Was wurde versäumt, was lief im eigenen Leben schief?
(Meine Kommentierung der Erkenntnisse einer Palliativpflegerin)

Zugegeben, keine verallgemeinerungsfähige Antwort auf diese Fragen ist möglich. Gleichwohl fand ich folgendes Ergebnis, das die Palliativpflegerin Bronnie Ware in ihrem Buch "The Top Five Regrets of the Dying" (sinngemäße Übersetzung: die fünf meistgenannten Dinge, die Sterbende bereuen, in ihrem Leben unterlassen oder zu wenig verfolgt zu haben) aufzeigt, interessant.

Demnach soll sich folgende Reihung ergeben:

1. Ich wünschte, ich hätte den Mut gehabt, mein eigenes Leben zu leben.
2. Ich wünschte, ich hätte nicht so viel gearbeitet.
3. Ich wünschte, ich hätte den Mut gehabt, meine Gefühle auszudrücken.
4. Ich wünschte mir, ich hätte den Kontakt zu meinen Freunden aufrechterhalten.
5. Ich wünschte, ich hätte mir erlaubt, glücklicher zu sein.

Schaut man sich diese angeblich meist gehörten Aussagen einmal an, dann dürften die viertmeistgenannte Antwort sowie die fünfte in der Reihung kaum verwundern. Unstrittig ist, daß (gute, bereichernde, erfüllende!) Sozialkontakte gesunderhaltend wirken und allein schon deshalb anzustreben sind. Dies impliziert allerdings auch, Sozialkontakte wie sie nervenden Personen ausgehen, zu meiden. Dies ist leider freilich nicht immer und überall möglich. Was denn tun, wenn man auf eine Arbeit angewiesen ist, die von ekelhaften Vorgesetzten und mobbenden Mitarbeitern mitbestimmt wird -- vor allem, was dann tun, wenn keine alternative Arbeit zu finden ist, wenn man auf genau diesen Broterwerb angewiesen ist.
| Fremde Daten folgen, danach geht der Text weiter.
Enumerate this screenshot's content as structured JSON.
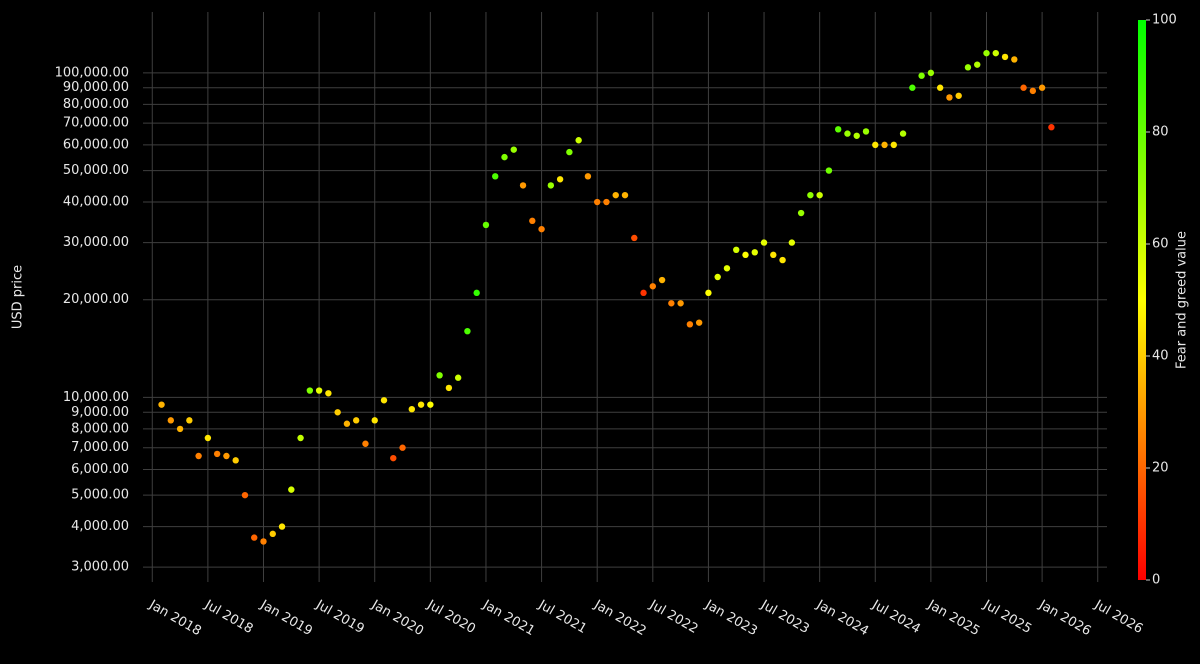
{
  "chart_data": {
    "type": "scatter",
    "y_label": "USD price",
    "log_y": true,
    "grid": true,
    "background": "#000000",
    "xlim": [
      "2017-12",
      "2026-08"
    ],
    "ylim": [
      2700,
      154000
    ],
    "xticks": [
      {
        "value": "2018-01",
        "label": "Jan 2018"
      },
      {
        "value": "2018-07",
        "label": "Jul 2018"
      },
      {
        "value": "2019-01",
        "label": "Jan 2019"
      },
      {
        "value": "2019-07",
        "label": "Jul 2019"
      },
      {
        "value": "2020-01",
        "label": "Jan 2020"
      },
      {
        "value": "2020-07",
        "label": "Jul 2020"
      },
      {
        "value": "2021-01",
        "label": "Jan 2021"
      },
      {
        "value": "2021-07",
        "label": "Jul 2021"
      },
      {
        "value": "2022-01",
        "label": "Jan 2022"
      },
      {
        "value": "2022-07",
        "label": "Jul 2022"
      },
      {
        "value": "2023-01",
        "label": "Jan 2023"
      },
      {
        "value": "2023-07",
        "label": "Jul 2023"
      },
      {
        "value": "2024-01",
        "label": "Jan 2024"
      },
      {
        "value": "2024-07",
        "label": "Jul 2024"
      },
      {
        "value": "2025-01",
        "label": "Jan 2025"
      },
      {
        "value": "2025-07",
        "label": "Jul 2025"
      },
      {
        "value": "2026-01",
        "label": "Jan 2026"
      },
      {
        "value": "2026-07",
        "label": "Jul 2026"
      }
    ],
    "yticks": [
      {
        "value": 3000,
        "label": "3,000.00"
      },
      {
        "value": 4000,
        "label": "4,000.00"
      },
      {
        "value": 5000,
        "label": "5,000.00"
      },
      {
        "value": 6000,
        "label": "6,000.00"
      },
      {
        "value": 7000,
        "label": "7,000.00"
      },
      {
        "value": 8000,
        "label": "8,000.00"
      },
      {
        "value": 9000,
        "label": "9,000.00"
      },
      {
        "value": 10000,
        "label": "10,000.00"
      },
      {
        "value": 20000,
        "label": "20,000.00"
      },
      {
        "value": 30000,
        "label": "30,000.00"
      },
      {
        "value": 40000,
        "label": "40,000.00"
      },
      {
        "value": 50000,
        "label": "50,000.00"
      },
      {
        "value": 60000,
        "label": "60,000.00"
      },
      {
        "value": 70000,
        "label": "70,000.00"
      },
      {
        "value": 80000,
        "label": "80,000.00"
      },
      {
        "value": 90000,
        "label": "90,000.00"
      },
      {
        "value": 100000,
        "label": "100,000.00"
      }
    ],
    "x": [
      "2018-02",
      "2018-03",
      "2018-04",
      "2018-05",
      "2018-06",
      "2018-07",
      "2018-08",
      "2018-09",
      "2018-10",
      "2018-11",
      "2018-12",
      "2019-01",
      "2019-02",
      "2019-03",
      "2019-04",
      "2019-05",
      "2019-06",
      "2019-07",
      "2019-08",
      "2019-09",
      "2019-10",
      "2019-11",
      "2019-12",
      "2020-01",
      "2020-02",
      "2020-03",
      "2020-04",
      "2020-05",
      "2020-06",
      "2020-07",
      "2020-08",
      "2020-09",
      "2020-10",
      "2020-11",
      "2020-12",
      "2021-01",
      "2021-02",
      "2021-03",
      "2021-04",
      "2021-05",
      "2021-06",
      "2021-07",
      "2021-08",
      "2021-09",
      "2021-10",
      "2021-11",
      "2021-12",
      "2022-01",
      "2022-02",
      "2022-03",
      "2022-04",
      "2022-05",
      "2022-06",
      "2022-07",
      "2022-08",
      "2022-09",
      "2022-10",
      "2022-11",
      "2022-12",
      "2023-01",
      "2023-02",
      "2023-03",
      "2023-04",
      "2023-05",
      "2023-06",
      "2023-07",
      "2023-08",
      "2023-09",
      "2023-10",
      "2023-11",
      "2023-12",
      "2024-01",
      "2024-02",
      "2024-03",
      "2024-04",
      "2024-05",
      "2024-06",
      "2024-07",
      "2024-08",
      "2024-09",
      "2024-10",
      "2024-11",
      "2024-12",
      "2025-01",
      "2025-02",
      "2025-03",
      "2025-04",
      "2025-05",
      "2025-06",
      "2025-07",
      "2025-08",
      "2025-09",
      "2025-10",
      "2025-11",
      "2025-12",
      "2026-01",
      "2026-02"
    ],
    "values": [
      9500,
      8500,
      8000,
      8500,
      6600,
      7500,
      6700,
      6600,
      6400,
      5000,
      3700,
      3600,
      3800,
      4000,
      5200,
      7500,
      10500,
      10500,
      10300,
      9000,
      8300,
      8500,
      7200,
      8500,
      9800,
      6500,
      7000,
      9200,
      9500,
      9500,
      11700,
      10700,
      11500,
      16000,
      21000,
      34000,
      48000,
      55000,
      58000,
      45000,
      35000,
      33000,
      45000,
      47000,
      57000,
      62000,
      48000,
      40000,
      40000,
      42000,
      42000,
      31000,
      21000,
      22000,
      23000,
      19500,
      19500,
      16800,
      17000,
      21000,
      23500,
      25000,
      28500,
      27500,
      28000,
      30000,
      27500,
      26500,
      30000,
      37000,
      42000,
      42000,
      50000,
      67000,
      65000,
      64000,
      66000,
      60000,
      60000,
      60000,
      65000,
      90000,
      98000,
      100000,
      90000,
      84000,
      85000,
      104000,
      106000,
      115000,
      115000,
      112000,
      110000,
      90000,
      88000,
      90000,
      68000
    ],
    "color_values": [
      35,
      30,
      35,
      40,
      25,
      45,
      25,
      30,
      40,
      20,
      20,
      25,
      40,
      45,
      58,
      62,
      75,
      55,
      45,
      40,
      35,
      40,
      25,
      45,
      45,
      15,
      20,
      45,
      45,
      50,
      75,
      45,
      60,
      85,
      90,
      80,
      85,
      75,
      70,
      30,
      25,
      25,
      70,
      45,
      75,
      60,
      30,
      25,
      25,
      35,
      35,
      15,
      10,
      25,
      35,
      25,
      30,
      25,
      30,
      50,
      55,
      55,
      58,
      50,
      55,
      55,
      45,
      45,
      55,
      70,
      72,
      60,
      78,
      82,
      70,
      65,
      70,
      45,
      35,
      45,
      65,
      85,
      75,
      70,
      45,
      30,
      40,
      70,
      65,
      70,
      60,
      45,
      35,
      20,
      25,
      30,
      10
    ],
    "colorscale": [
      "#ff0000",
      "#ffff00",
      "#00ff00"
    ],
    "colorbar": {
      "label": "Fear and greed value",
      "lim": [
        0,
        100
      ],
      "ticks": [
        0,
        20,
        40,
        60,
        80,
        100
      ]
    }
  }
}
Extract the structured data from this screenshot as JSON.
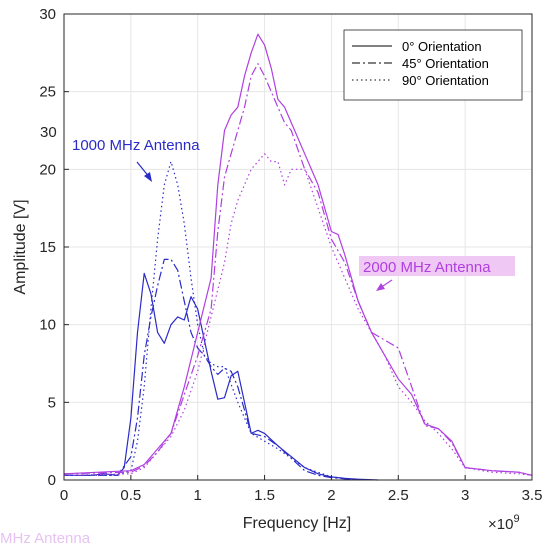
{
  "chart_data": {
    "type": "line",
    "xlabel": "Frequency [Hz]",
    "ylabel": "Amplitude [V]",
    "x_exponent_label": "×10",
    "x_exponent_power": "9",
    "xlim": [
      0,
      3.5
    ],
    "ylim": [
      0,
      30
    ],
    "x_scale": 1000000000,
    "xticks": [
      0,
      0.5,
      1,
      1.5,
      2,
      2.5,
      3,
      3.5
    ],
    "xtick_labels": [
      "0",
      "0.5",
      "1",
      "1.5",
      "2",
      "2.5",
      "3",
      "3.5"
    ],
    "yticks": [
      0,
      5,
      10,
      15,
      20,
      25,
      30
    ],
    "ytick_labels": [
      "0",
      "5",
      "10",
      "15",
      "20",
      "25",
      "30"
    ],
    "grid": true,
    "legend_position": "top-right",
    "colors": {
      "antenna_1000": "#2b2bc8",
      "antenna_2000": "#b040e0"
    },
    "legend": [
      {
        "label": "0° Orientation",
        "dash": "solid"
      },
      {
        "label": "45° Orientation",
        "dash": "dashdot"
      },
      {
        "label": "90° Orientation",
        "dash": "dotted"
      }
    ],
    "annotations": [
      {
        "text": "1000 MHz Antenna",
        "series_group": "antenna_1000"
      },
      {
        "text": "2000 MHz Antenna",
        "series_group": "antenna_2000"
      }
    ],
    "stray_texts": [
      {
        "text": "30"
      },
      {
        "text": "MHz Antenna"
      }
    ],
    "series": [
      {
        "group": "antenna_1000",
        "dash": "solid",
        "x": [
          0,
          0.2,
          0.3,
          0.4,
          0.45,
          0.5,
          0.55,
          0.6,
          0.65,
          0.7,
          0.75,
          0.8,
          0.85,
          0.9,
          0.95,
          1.0,
          1.05,
          1.1,
          1.15,
          1.2,
          1.25,
          1.3,
          1.4,
          1.45,
          1.5,
          1.6,
          1.7,
          1.8,
          1.9,
          2.0,
          2.1,
          2.2,
          2.35
        ],
        "y": [
          0.3,
          0.3,
          0.4,
          0.3,
          0.8,
          4.0,
          9.5,
          13.3,
          12.0,
          9.5,
          8.8,
          10.0,
          10.5,
          10.3,
          11.8,
          11.0,
          9.0,
          7.0,
          5.2,
          5.3,
          6.7,
          7.0,
          3.0,
          3.2,
          3.0,
          2.2,
          1.5,
          0.8,
          0.4,
          0.2,
          0.1,
          0.05,
          0
        ]
      },
      {
        "group": "antenna_1000",
        "dash": "dashdot",
        "x": [
          0,
          0.3,
          0.4,
          0.5,
          0.55,
          0.6,
          0.65,
          0.7,
          0.75,
          0.8,
          0.85,
          0.9,
          0.95,
          1.0,
          1.05,
          1.1,
          1.15,
          1.2,
          1.25,
          1.3,
          1.4,
          1.5,
          1.6,
          1.7,
          1.8,
          1.9,
          2.0,
          2.2
        ],
        "y": [
          0.3,
          0.3,
          0.3,
          1.5,
          4.0,
          8.0,
          10.5,
          12.5,
          14.2,
          14.2,
          13.5,
          11.5,
          9.5,
          8.5,
          8.0,
          7.3,
          6.8,
          7.2,
          7.0,
          6.0,
          3.0,
          2.8,
          2.2,
          1.4,
          0.6,
          0.3,
          0.15,
          0
        ]
      },
      {
        "group": "antenna_1000",
        "dash": "dotted",
        "x": [
          0,
          0.3,
          0.4,
          0.5,
          0.55,
          0.6,
          0.65,
          0.7,
          0.75,
          0.8,
          0.85,
          0.9,
          0.95,
          1.0,
          1.05,
          1.1,
          1.15,
          1.2,
          1.3,
          1.4,
          1.5,
          1.6,
          1.8,
          2.0,
          2.2
        ],
        "y": [
          0.3,
          0.3,
          0.3,
          0.6,
          2.5,
          6.0,
          11.0,
          15.5,
          19.0,
          20.5,
          19.0,
          16.5,
          13.0,
          10.0,
          8.0,
          7.5,
          7.3,
          7.3,
          5.0,
          3.0,
          2.5,
          2.0,
          0.8,
          0.2,
          0
        ]
      },
      {
        "group": "antenna_2000",
        "dash": "solid",
        "x": [
          0,
          0.5,
          0.6,
          0.7,
          0.8,
          0.9,
          1.0,
          1.1,
          1.15,
          1.2,
          1.25,
          1.3,
          1.35,
          1.4,
          1.45,
          1.5,
          1.55,
          1.6,
          1.65,
          1.7,
          1.8,
          1.9,
          2.0,
          2.05,
          2.1,
          2.2,
          2.3,
          2.4,
          2.5,
          2.6,
          2.7,
          2.8,
          2.9,
          3.0,
          3.2,
          3.4,
          3.5
        ],
        "y": [
          0.4,
          0.6,
          1.0,
          2.0,
          3.0,
          6.0,
          9.5,
          13.0,
          19.0,
          22.5,
          23.5,
          24.0,
          26.0,
          27.5,
          28.7,
          28.0,
          26.5,
          24.5,
          24.0,
          23.0,
          21.0,
          19.0,
          16.0,
          15.8,
          14.5,
          11.5,
          9.5,
          8.0,
          6.5,
          5.5,
          3.6,
          3.3,
          2.5,
          0.8,
          0.6,
          0.5,
          0.3
        ]
      },
      {
        "group": "antenna_2000",
        "dash": "dashdot",
        "x": [
          0,
          0.5,
          0.6,
          0.7,
          0.8,
          0.9,
          1.0,
          1.1,
          1.15,
          1.2,
          1.25,
          1.3,
          1.35,
          1.4,
          1.45,
          1.5,
          1.55,
          1.6,
          1.65,
          1.7,
          1.8,
          1.9,
          2.0,
          2.1,
          2.2,
          2.3,
          2.4,
          2.5,
          2.6,
          2.7,
          2.8,
          2.9,
          3.0,
          3.2,
          3.4,
          3.5
        ],
        "y": [
          0.4,
          0.5,
          0.9,
          1.8,
          3.0,
          5.5,
          8.0,
          11.0,
          16.0,
          19.5,
          21.0,
          22.5,
          24.0,
          26.0,
          26.8,
          26.0,
          25.0,
          24.0,
          23.0,
          22.5,
          20.0,
          18.5,
          15.5,
          14.0,
          11.5,
          9.5,
          9.0,
          8.5,
          6.0,
          3.5,
          3.3,
          2.4,
          0.8,
          0.6,
          0.5,
          0.3
        ]
      },
      {
        "group": "antenna_2000",
        "dash": "dotted",
        "x": [
          0,
          0.5,
          0.6,
          0.7,
          0.8,
          0.9,
          1.0,
          1.1,
          1.2,
          1.25,
          1.3,
          1.35,
          1.4,
          1.5,
          1.55,
          1.6,
          1.65,
          1.7,
          1.8,
          1.9,
          2.0,
          2.1,
          2.2,
          2.3,
          2.4,
          2.5,
          2.6,
          2.7,
          2.8,
          2.9,
          3.0,
          3.2,
          3.4,
          3.5
        ],
        "y": [
          0.3,
          0.4,
          0.8,
          1.8,
          2.8,
          4.5,
          7.0,
          10.5,
          14.0,
          16.5,
          18.0,
          19.0,
          20.0,
          21.0,
          20.5,
          20.5,
          19.0,
          20.0,
          20.0,
          17.5,
          15.0,
          13.0,
          11.0,
          9.5,
          8.0,
          6.0,
          5.0,
          3.8,
          3.0,
          2.0,
          0.8,
          0.5,
          0.4,
          0.3
        ]
      }
    ]
  }
}
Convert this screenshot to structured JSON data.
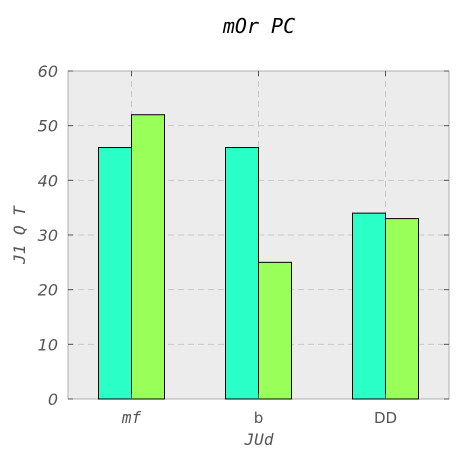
{
  "chart_data": {
    "type": "bar",
    "title": "mOr PC",
    "xlabel": "JUd",
    "ylabel": "J1 Q T",
    "categories": [
      "mf",
      "b",
      "DD"
    ],
    "series": [
      {
        "values": [
          46,
          46,
          34
        ],
        "color": "#2affc8"
      },
      {
        "values": [
          52,
          25,
          33
        ],
        "color": "#99ff59"
      }
    ],
    "ylim": [
      0,
      60
    ],
    "yticks": [
      "0",
      "10",
      "20",
      "30",
      "40",
      "50",
      "60"
    ],
    "grid": true,
    "background": "#ececec"
  }
}
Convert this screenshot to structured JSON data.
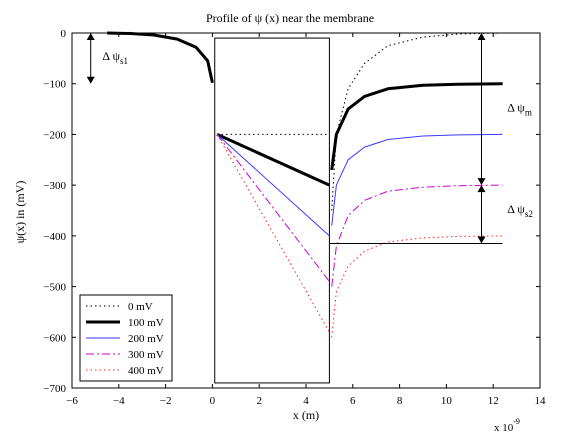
{
  "chart_data": {
    "type": "line",
    "title": "Profile of ψ (x) near the membrane",
    "xlabel": "x (m)",
    "ylabel": "ψ(x) in (mV)",
    "x_multiplier": "x 10",
    "x_multiplier_exp": "-9",
    "xlim": [
      -6,
      14
    ],
    "ylim": [
      -700,
      0
    ],
    "xticks": [
      -6,
      -4,
      -2,
      0,
      2,
      4,
      6,
      8,
      10,
      12,
      14
    ],
    "yticks": [
      0,
      -100,
      -200,
      -300,
      -400,
      -500,
      -600,
      -700
    ],
    "grid": false,
    "legend_position": "bottom-left",
    "membrane_box": {
      "x": [
        0.1,
        5.0
      ],
      "y": [
        -690,
        -10
      ]
    },
    "series": [
      {
        "name": "0 mV",
        "color": "#000000",
        "dash": "1.5,3",
        "width": 1,
        "segments": [
          [
            [
              -4.5,
              0
            ],
            [
              -3.5,
              -1
            ],
            [
              -2.5,
              -4
            ],
            [
              -1.5,
              -12
            ],
            [
              -0.7,
              -28
            ],
            [
              -0.2,
              -55
            ],
            [
              0.0,
              -98
            ]
          ],
          [
            [
              0.2,
              -200
            ],
            [
              5.0,
              -200
            ]
          ],
          [
            [
              5.1,
              -350
            ],
            [
              5.3,
              -200
            ],
            [
              5.8,
              -110
            ],
            [
              6.5,
              -60
            ],
            [
              7.5,
              -25
            ],
            [
              9,
              -8
            ],
            [
              10.5,
              -2
            ],
            [
              12.4,
              0
            ]
          ]
        ]
      },
      {
        "name": "100 mV",
        "color": "#000000",
        "dash": "",
        "width": 3,
        "segments": [
          [
            [
              -4.5,
              0
            ],
            [
              -3.5,
              -1
            ],
            [
              -2.5,
              -4
            ],
            [
              -1.5,
              -12
            ],
            [
              -0.7,
              -28
            ],
            [
              -0.2,
              -55
            ],
            [
              0.0,
              -98
            ]
          ],
          [
            [
              0.2,
              -200
            ],
            [
              5.0,
              -300
            ]
          ],
          [
            [
              5.1,
              -270
            ],
            [
              5.3,
              -200
            ],
            [
              5.8,
              -150
            ],
            [
              6.5,
              -125
            ],
            [
              7.5,
              -110
            ],
            [
              9,
              -103
            ],
            [
              10.5,
              -101
            ],
            [
              12.4,
              -100
            ]
          ]
        ]
      },
      {
        "name": "200 mV",
        "color": "#3a3aff",
        "dash": "",
        "width": 1,
        "segments": [
          [
            [
              0.2,
              -200
            ],
            [
              5.0,
              -400
            ]
          ],
          [
            [
              5.1,
              -380
            ],
            [
              5.3,
              -300
            ],
            [
              5.8,
              -250
            ],
            [
              6.5,
              -225
            ],
            [
              7.5,
              -210
            ],
            [
              9,
              -203
            ],
            [
              10.5,
              -201
            ],
            [
              12.4,
              -200
            ]
          ]
        ]
      },
      {
        "name": "300 mV",
        "color": "#cc00cc",
        "dash": "8,3,2,3",
        "width": 1,
        "segments": [
          [
            [
              0.2,
              -200
            ],
            [
              5.0,
              -490
            ]
          ],
          [
            [
              5.1,
              -500
            ],
            [
              5.3,
              -420
            ],
            [
              5.8,
              -360
            ],
            [
              6.5,
              -330
            ],
            [
              7.5,
              -312
            ],
            [
              9,
              -304
            ],
            [
              10.5,
              -301
            ],
            [
              12.4,
              -300
            ]
          ]
        ]
      },
      {
        "name": "400 mV",
        "color": "#ff2020",
        "dash": "1.5,3",
        "width": 1,
        "segments": [
          [
            [
              0.2,
              -200
            ],
            [
              5.0,
              -590
            ]
          ],
          [
            [
              5.1,
              -600
            ],
            [
              5.3,
              -510
            ],
            [
              5.8,
              -460
            ],
            [
              6.5,
              -430
            ],
            [
              7.5,
              -412
            ],
            [
              9,
              -404
            ],
            [
              10.5,
              -401
            ],
            [
              12.4,
              -400
            ]
          ]
        ]
      }
    ],
    "reference_lines": [
      {
        "from": [
          5.0,
          -415
        ],
        "to": [
          12.4,
          -415
        ],
        "color": "#000000",
        "width": 1
      }
    ],
    "annotations": [
      {
        "label": "Δ ψ",
        "sub": "s1",
        "arrow_x": -5.2,
        "y_from": 0,
        "y_to": -100,
        "text_at": [
          -4.7,
          -53
        ]
      },
      {
        "label": "Δ ψ",
        "sub": "m",
        "arrow_x": 11.5,
        "y_from": 0,
        "y_to": -300,
        "text_at": [
          12.6,
          -155
        ]
      },
      {
        "label": "Δ ψ",
        "sub": "s2",
        "arrow_x": 11.5,
        "y_from": -300,
        "y_to": -415,
        "text_at": [
          12.6,
          -355
        ]
      }
    ]
  }
}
Oder um die Zeichen der Zeit anzusprechen: Wenn das Übel unsozialen Verhaltens sich immer weiter krebsgeschwürartig ausbreitet, also zu einem Zeichen unserer Zeit und Lebensweise, unserer Sozialstruktur gerät ...
Aber der Wunsch nach extrem guten Kontakten ist sicherlich mit lebensbestimmend und dürfte bei Nichterfüllung einen defizitären Gefühls- und Erlebensmodus bedingen.

Wie aber steht es um die Klage, man hätte sich erlauben sollen, "glücklicher" zu sein? Da sind wir mitten in der Sphäre von Lebensphilosophie. Und zugegeben, wer außer einem erklärten Masochisten strebt denn schon nach dem Unglücklichsein ...
Aber: Was ist das denn -- dieses "glücklich zu sein"? Wir bewegen uns hier wohl auf einem Feld unzählig vieler möglicher Antworten, abhängig von der jeweils individuellen Sicht- und Empfindungsweise! Was dem einen (zugegeben minimalistisch ausgerichteten) Seins-Wesen längst genügt, nämlich der Platz in der Tonne, bestrahlt von leuchtender Sonne (Wir erinnern uns: Diogenes von Sinope soll, in der Tonne sitzend, auf die Frage Alexander des Großen, welchen Wunsch er denn erfüllt bekommen möchte, gesagt haben, er solle ihm aus der Sonne gehen ...  --- Alexander soll übrigens geantwortet haben: Wäre ich nicht Alexander, wollte ich Diogenes sein. --- Auch wenn diese Begebenheit wissenschaftlich alles andere als belegt ist, ist diese "Begegnung" doch ein gutes Beispiel für Genügsamkeit gegenüber der sonst herrschenden künstlichen Begierden und Nimmersattheit.), ist dem anderen die ununterbrochene Vorteilsnahme in Amt und Würden oder auch nur im "normalen" Alltag, das Streben nach unendlich scheinender materiellen Befriedigung.
So gesehen, dürfte das Bedauern mangelnden "Glücks" am Ende aller Tage für die allermeisten Menschen ein durchaus aufzeigbarer "Normalzustand" sein und nur wenige dürften sich in dieser Hinsicht zufrieden geben können.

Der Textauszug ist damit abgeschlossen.